What will we remember in the years to come of our wedding? When I think of it now I see it like a bell curve: the two of us, then dear friends that descended early to help set up, a larger crowd welcoming us on Friday night, and a great wave of love and support on Saturday. And then, after good-bye coffee the next morning, just us, again, in our little car, exhausted but elated, heading north. I’m still having a hard time articulating how extraordinary it was, but there are moments around the edges that are clear as day.

It was sprinkling as we left home on Saturday, but by the time we got to Union Square, the sun was streaming down into the subway station. We stopped by a flower stand at the farmers market to pick out a bouquet for me. “Are you getting married today? I’m getting married too!” A guy who looked like he’d had a bit of a rough night stood between the snapdragons and sunflowers, grinning, arms full of grasses and dried hydrangeas. We greeted each other like old friends—Congrats, you too, can you believe it, I know—and he was on his way uptown. “Married! Today! So many blessings, and you will have many children,” an older lady buying a dozen sunflowers admonished us. After that, K’s stomach got nervous, so we bought a gluten-free blueberry scone, which was about as good as it sounds, and made our way to our favorite cafe for one last espresso before the ceremony.

As we walked in, a New Yorker ran up to us and asked to send us a picture he’d caught through the glass as we stood outside. “I want you to have this, so you remember it always.” Of all the pictures of that glorious day, it’s my favorite. For how it felt to walk the streets of New York and see cabbies hanging out their car windows, honking their congratulations; to smile back at staring babies and smiling passerbys and realizing, much later, that we hadn’t heard a single homophobic comment on our way from home to St.

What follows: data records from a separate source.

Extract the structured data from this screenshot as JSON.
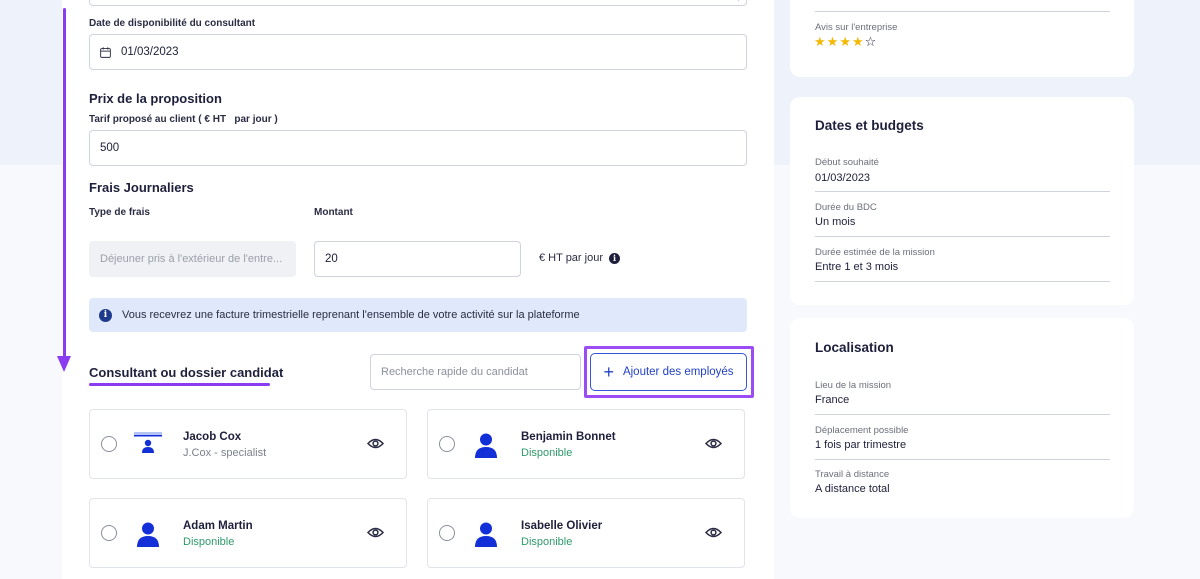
{
  "form": {
    "availability_label": "Date de disponibilité du consultant",
    "availability_value": "01/03/2023",
    "price_title": "Prix de la proposition",
    "price_label": "Tarif proposé au client ( € HT   par jour )",
    "price_value": "500",
    "fees_title": "Frais Journaliers",
    "fee_type_label": "Type de frais",
    "amount_label": "Montant",
    "fee_type_value": "Déjeuner pris à l'extérieur de l'entre...",
    "amount_value": "20",
    "amount_unit": "€ HT par jour",
    "info_icon": "i",
    "info_banner": "Vous recevrez une facture trimestrielle reprenant l'ensemble de votre activité sur la plateforme"
  },
  "candidates": {
    "title": "Consultant ou dossier candidat",
    "search_placeholder": "Recherche rapide du candidat",
    "add_button_icon": "+",
    "add_button_label": "Ajouter des employés",
    "list": [
      {
        "name": "Jacob Cox",
        "status": "J.Cox - specialist"
      },
      {
        "name": "Benjamin Bonnet",
        "status": "Disponible"
      },
      {
        "name": "Adam Martin",
        "status": "Disponible"
      },
      {
        "name": "Isabelle Olivier",
        "status": "Disponible"
      }
    ]
  },
  "sidebar": {
    "company": {
      "rating_label": "Avis sur l'entreprise",
      "rating": 4,
      "rating_max": 5
    },
    "dates": {
      "title": "Dates et budgets",
      "start_label": "Début souhaité",
      "start_value": "01/03/2023",
      "duration_label": "Durée du BDC",
      "duration_value": "Un mois",
      "estimated_label": "Durée estimée de la mission",
      "estimated_value": "Entre 1 et 3 mois"
    },
    "location": {
      "title": "Localisation",
      "place_label": "Lieu de la mission",
      "place_value": "France",
      "travel_label": "Déplacement possible",
      "travel_value": "1 fois par trimestre",
      "remote_label": "Travail à distance",
      "remote_value": "A distance total"
    }
  },
  "colors": {
    "accent_purple": "#8b3cf2",
    "primary_blue": "#2342c5",
    "avatar_blue": "#1330d8",
    "available_green": "#2e9a6a",
    "star_yellow": "#f5b800"
  }
}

Marks. Most of all, for the pure joy on K’s face.

When we got home that night, before heading to a local bourbon bar with close friends, K heaved a pan of fifteen leftover lobsters onto the kitchen counter with a satisfied sigh. What are we going to do with those, I said incredulously. Shell them and save them for later, she said, of course. She didn’t want to take off her finery because she said she’d never put it back on, so she put a hooded sweatsuit on over her custom suit, and I stripped down to bike shorts and a threadbare t-shirt from the late 90s, and our first activity as a married pair was shelling lobsters side by side. Laughing now and again, talking quietly. Remember when we walked into the garden after the ceremony, gripping hands, and turned the corner to see our Brooklyn friends beaming and an Old Town canoe in the middle of New York City waiting for us?

The next afternoon on our way to the little upstate cottage, we stopped by a farm stand. We picked out tomatoes and garlic, and I grabbed basil from the overgrown plot outside, while K whipped up an impromptu basil-tomato-roasted garlic-lobster sauce over gluten-free pasta. We sat at the table that night, beaming at each other, marveling at our good fortune for the hundredth time. “I might dismount cry,” K admitted, still smiling, a little teary. I’d never tasted anything so good.